# Man Posts A Video of Showing Autopilot Horror



## electrico (May 18, 2017)

Tesla's Autopilot issue is truly horrifying when you are in the midst of expecting the vehicle to stop. Watch this full minute video to the end, writes Bryan Ehrlich, a Model S owner in Tesla Model S Owners Club on Facebook.

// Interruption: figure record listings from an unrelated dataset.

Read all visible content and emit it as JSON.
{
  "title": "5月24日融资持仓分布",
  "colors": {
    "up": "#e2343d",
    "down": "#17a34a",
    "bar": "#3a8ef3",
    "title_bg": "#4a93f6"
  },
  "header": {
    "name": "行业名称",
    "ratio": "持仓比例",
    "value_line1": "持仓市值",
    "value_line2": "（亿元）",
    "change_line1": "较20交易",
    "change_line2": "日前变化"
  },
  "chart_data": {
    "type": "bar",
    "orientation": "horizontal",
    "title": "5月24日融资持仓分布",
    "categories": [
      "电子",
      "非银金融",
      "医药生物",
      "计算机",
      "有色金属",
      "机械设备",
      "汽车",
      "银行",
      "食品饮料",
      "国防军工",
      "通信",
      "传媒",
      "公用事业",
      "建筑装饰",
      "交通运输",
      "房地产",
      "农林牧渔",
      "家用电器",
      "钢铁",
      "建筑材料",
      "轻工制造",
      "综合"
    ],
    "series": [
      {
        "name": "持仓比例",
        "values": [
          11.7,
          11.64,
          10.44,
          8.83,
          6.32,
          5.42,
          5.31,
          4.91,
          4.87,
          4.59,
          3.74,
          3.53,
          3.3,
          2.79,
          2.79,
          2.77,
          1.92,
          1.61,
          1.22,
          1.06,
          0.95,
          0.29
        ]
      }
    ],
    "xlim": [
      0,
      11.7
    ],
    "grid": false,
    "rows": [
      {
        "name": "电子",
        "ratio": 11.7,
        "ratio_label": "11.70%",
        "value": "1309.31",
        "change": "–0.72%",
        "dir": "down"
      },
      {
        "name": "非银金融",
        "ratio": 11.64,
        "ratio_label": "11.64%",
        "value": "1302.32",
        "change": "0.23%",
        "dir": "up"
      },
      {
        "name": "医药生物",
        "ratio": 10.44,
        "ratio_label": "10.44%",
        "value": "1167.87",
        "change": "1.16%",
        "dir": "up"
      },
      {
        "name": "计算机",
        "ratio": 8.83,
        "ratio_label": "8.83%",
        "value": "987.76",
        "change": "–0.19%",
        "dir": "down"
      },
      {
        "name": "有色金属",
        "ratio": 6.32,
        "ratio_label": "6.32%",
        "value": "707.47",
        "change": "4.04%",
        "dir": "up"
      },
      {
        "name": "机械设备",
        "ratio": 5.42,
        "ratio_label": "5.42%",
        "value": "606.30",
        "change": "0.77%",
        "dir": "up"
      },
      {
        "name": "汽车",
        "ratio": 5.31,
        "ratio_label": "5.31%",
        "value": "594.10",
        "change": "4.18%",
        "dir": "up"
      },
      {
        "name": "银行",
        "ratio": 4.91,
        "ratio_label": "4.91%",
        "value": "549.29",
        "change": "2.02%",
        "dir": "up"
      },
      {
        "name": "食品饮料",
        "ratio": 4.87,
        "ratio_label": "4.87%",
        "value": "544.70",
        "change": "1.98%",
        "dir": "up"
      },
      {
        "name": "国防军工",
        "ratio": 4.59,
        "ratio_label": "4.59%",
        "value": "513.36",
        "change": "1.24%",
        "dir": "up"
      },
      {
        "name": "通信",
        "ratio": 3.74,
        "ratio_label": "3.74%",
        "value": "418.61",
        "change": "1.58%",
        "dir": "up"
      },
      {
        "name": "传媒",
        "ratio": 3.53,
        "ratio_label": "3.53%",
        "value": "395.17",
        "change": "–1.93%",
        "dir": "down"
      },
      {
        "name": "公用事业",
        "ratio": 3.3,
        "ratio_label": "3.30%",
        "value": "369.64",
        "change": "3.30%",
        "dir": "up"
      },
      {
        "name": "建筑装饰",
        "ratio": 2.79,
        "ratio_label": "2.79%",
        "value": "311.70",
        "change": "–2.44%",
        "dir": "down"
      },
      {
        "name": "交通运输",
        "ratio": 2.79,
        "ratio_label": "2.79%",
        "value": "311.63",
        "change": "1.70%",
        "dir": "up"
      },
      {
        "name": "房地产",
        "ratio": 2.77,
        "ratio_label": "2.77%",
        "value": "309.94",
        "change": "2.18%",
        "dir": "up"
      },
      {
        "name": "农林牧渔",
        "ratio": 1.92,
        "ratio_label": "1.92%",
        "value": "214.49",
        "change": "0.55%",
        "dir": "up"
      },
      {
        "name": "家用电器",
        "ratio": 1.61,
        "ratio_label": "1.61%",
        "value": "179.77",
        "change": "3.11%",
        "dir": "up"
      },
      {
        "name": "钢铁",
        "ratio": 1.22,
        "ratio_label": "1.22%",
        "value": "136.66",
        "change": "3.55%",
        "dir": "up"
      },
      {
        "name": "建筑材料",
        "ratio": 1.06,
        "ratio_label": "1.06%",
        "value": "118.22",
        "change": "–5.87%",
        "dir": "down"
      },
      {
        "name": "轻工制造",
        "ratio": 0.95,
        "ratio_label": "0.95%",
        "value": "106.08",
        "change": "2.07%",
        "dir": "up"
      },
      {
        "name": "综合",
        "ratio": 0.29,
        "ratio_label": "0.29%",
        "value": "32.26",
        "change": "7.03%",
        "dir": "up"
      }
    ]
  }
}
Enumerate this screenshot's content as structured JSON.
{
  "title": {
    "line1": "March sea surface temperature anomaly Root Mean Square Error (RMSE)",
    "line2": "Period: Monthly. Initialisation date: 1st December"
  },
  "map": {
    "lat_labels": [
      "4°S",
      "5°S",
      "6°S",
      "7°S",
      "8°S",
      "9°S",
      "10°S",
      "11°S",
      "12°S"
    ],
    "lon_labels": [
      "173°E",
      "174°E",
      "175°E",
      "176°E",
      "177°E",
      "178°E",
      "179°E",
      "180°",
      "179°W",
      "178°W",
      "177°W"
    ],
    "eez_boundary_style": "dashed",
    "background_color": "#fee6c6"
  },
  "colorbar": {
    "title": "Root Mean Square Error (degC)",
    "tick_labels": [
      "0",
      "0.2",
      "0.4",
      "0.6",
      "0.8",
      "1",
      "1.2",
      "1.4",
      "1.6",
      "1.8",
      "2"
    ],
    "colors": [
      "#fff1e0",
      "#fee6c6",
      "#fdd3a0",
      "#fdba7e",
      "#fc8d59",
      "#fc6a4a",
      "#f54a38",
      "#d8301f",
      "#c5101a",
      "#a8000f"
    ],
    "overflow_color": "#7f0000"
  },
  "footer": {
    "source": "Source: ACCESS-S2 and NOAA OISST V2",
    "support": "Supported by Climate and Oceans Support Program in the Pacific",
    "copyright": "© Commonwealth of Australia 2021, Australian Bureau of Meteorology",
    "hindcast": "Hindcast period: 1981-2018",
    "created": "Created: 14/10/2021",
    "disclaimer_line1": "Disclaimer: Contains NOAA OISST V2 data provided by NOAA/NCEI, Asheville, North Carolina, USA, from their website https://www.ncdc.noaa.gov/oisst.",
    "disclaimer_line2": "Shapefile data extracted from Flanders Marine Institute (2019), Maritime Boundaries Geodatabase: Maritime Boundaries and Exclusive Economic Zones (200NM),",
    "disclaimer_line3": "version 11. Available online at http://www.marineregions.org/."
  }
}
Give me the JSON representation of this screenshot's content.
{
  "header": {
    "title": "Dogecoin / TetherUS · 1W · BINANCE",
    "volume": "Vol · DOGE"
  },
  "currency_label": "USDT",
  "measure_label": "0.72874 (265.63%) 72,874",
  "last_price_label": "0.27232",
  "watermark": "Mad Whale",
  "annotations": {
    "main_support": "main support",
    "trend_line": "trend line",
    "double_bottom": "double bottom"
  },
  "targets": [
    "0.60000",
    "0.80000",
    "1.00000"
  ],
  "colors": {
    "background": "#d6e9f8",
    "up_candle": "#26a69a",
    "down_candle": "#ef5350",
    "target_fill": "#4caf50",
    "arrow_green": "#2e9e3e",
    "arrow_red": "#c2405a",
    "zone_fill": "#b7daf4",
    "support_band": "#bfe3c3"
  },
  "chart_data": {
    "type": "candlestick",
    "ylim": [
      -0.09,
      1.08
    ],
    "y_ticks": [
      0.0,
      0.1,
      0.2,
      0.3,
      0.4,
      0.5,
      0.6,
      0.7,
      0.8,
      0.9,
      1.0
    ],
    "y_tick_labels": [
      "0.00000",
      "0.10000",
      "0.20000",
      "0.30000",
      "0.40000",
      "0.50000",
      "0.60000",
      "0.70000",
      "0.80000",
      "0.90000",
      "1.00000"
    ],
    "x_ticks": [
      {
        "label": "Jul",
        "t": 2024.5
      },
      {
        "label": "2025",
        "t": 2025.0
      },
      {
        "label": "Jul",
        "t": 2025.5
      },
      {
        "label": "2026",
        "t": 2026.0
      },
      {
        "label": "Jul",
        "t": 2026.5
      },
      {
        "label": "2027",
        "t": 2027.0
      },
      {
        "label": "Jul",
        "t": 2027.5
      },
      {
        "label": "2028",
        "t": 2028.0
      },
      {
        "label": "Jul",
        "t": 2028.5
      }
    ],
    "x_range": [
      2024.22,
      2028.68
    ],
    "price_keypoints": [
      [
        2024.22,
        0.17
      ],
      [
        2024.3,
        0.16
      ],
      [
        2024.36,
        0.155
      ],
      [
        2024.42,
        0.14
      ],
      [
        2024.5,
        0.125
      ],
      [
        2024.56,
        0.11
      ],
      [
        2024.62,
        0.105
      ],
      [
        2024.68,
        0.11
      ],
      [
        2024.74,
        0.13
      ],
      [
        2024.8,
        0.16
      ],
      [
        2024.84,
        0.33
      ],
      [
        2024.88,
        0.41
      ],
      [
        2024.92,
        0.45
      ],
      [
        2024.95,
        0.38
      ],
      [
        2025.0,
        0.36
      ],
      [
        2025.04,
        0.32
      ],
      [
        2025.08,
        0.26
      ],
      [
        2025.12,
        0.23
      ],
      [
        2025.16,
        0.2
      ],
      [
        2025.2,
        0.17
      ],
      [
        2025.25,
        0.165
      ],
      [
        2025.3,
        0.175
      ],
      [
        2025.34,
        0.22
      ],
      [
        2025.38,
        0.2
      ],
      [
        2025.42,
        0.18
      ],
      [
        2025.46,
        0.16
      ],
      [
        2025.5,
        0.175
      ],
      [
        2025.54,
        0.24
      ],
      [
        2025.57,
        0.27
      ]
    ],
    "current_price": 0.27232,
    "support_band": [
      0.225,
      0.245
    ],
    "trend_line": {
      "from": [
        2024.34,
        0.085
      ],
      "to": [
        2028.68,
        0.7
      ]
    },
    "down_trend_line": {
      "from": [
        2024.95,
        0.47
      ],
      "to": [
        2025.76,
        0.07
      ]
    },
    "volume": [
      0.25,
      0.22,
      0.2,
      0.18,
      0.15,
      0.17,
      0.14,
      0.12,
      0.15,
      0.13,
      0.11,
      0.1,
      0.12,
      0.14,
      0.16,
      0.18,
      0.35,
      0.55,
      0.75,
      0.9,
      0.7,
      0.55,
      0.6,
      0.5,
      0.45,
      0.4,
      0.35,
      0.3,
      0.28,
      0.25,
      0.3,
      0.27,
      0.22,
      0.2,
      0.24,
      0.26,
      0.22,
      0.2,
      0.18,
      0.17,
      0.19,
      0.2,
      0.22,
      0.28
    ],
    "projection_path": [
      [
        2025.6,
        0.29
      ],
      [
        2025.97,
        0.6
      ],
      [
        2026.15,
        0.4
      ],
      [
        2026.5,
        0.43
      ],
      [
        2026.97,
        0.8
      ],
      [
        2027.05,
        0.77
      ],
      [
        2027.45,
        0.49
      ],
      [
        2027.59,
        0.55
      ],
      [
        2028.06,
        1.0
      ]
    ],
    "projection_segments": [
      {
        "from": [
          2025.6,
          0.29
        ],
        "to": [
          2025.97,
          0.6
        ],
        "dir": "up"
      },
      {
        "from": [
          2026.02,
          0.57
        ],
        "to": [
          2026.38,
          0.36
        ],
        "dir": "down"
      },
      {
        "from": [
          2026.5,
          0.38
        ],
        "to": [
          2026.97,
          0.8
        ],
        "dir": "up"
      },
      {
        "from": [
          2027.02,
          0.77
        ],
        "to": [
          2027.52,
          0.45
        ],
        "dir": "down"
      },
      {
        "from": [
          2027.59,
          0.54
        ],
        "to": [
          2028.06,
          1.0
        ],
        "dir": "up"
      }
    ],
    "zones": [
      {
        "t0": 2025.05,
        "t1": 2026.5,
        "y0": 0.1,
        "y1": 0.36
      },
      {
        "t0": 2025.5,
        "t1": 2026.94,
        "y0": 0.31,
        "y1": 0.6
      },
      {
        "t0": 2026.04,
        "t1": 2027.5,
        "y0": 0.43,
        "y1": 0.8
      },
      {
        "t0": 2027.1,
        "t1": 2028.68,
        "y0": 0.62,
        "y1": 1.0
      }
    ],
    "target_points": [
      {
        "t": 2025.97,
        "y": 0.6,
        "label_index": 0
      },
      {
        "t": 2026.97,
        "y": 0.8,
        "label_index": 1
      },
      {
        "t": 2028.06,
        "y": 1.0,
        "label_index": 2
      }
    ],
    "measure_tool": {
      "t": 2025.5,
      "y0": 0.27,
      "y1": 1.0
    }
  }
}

https://www.torquenews.com/1/tesla-autopilot-stop-please-its-not-stopping-its-not-stopping

Youtube https://www.youtube.com/watch?v=OZ0LWUfOcqo


----------



## brian_ (Feb 7, 2017)

electrico said:


> Tesla's Autopilot issue is truly horrifying when you are in the midst of expecting the vehicle to stop. Watch this full minute video to the end, writes Bryan Ehrlich, a Model S owner in Tesla Model S Owners Club on Facebook.
> 
> https://www.torquenews.com/1/tesla-autopilot-stop-please-its-not-stopping-its-not-stopping
> 
> Youtube https://www.youtube.com/watch?v=OZ0LWUfOcqo


From the article:


> When I am driving in the city or local town (road driving, rather than highway driving) if I engage autopilot without any vehicles in front of my vehicle (so that the AP doesn't provide the image of a vehicle in front of my vehicle), AP does not stop the vehicle when it approaches another vehicle that is stopped at an intersection or in the road. This happens with regular occurrence, and I have had to slam on my brakes to bring my vehicle to a sudden and screeching halt to avoid colliding with the vehicle in front.


Translation:
"When I use this feature in entirely inappropriate circumstances and entirely in contravention of the instructions, this feature only does what it is designed to do, not what I want. Although I have seen that this does not work, I repeatedly operate the vehicle in an irresponsible and reckless manner."​
What an idiot. Bryan Ehrlich should put the phone down, take the vision-obscuring toys out the window, read the manual, and not drive again until he is willing to do so safely.

The issue with Autopilot is that many drivers - of Teslas and every other brand - are apparently too stupid to be trusted with operation of a motor vehicle.


----------



## electrico (May 18, 2017)

Tesla owners just need to carefully study the Autopilot and its limitations.


----------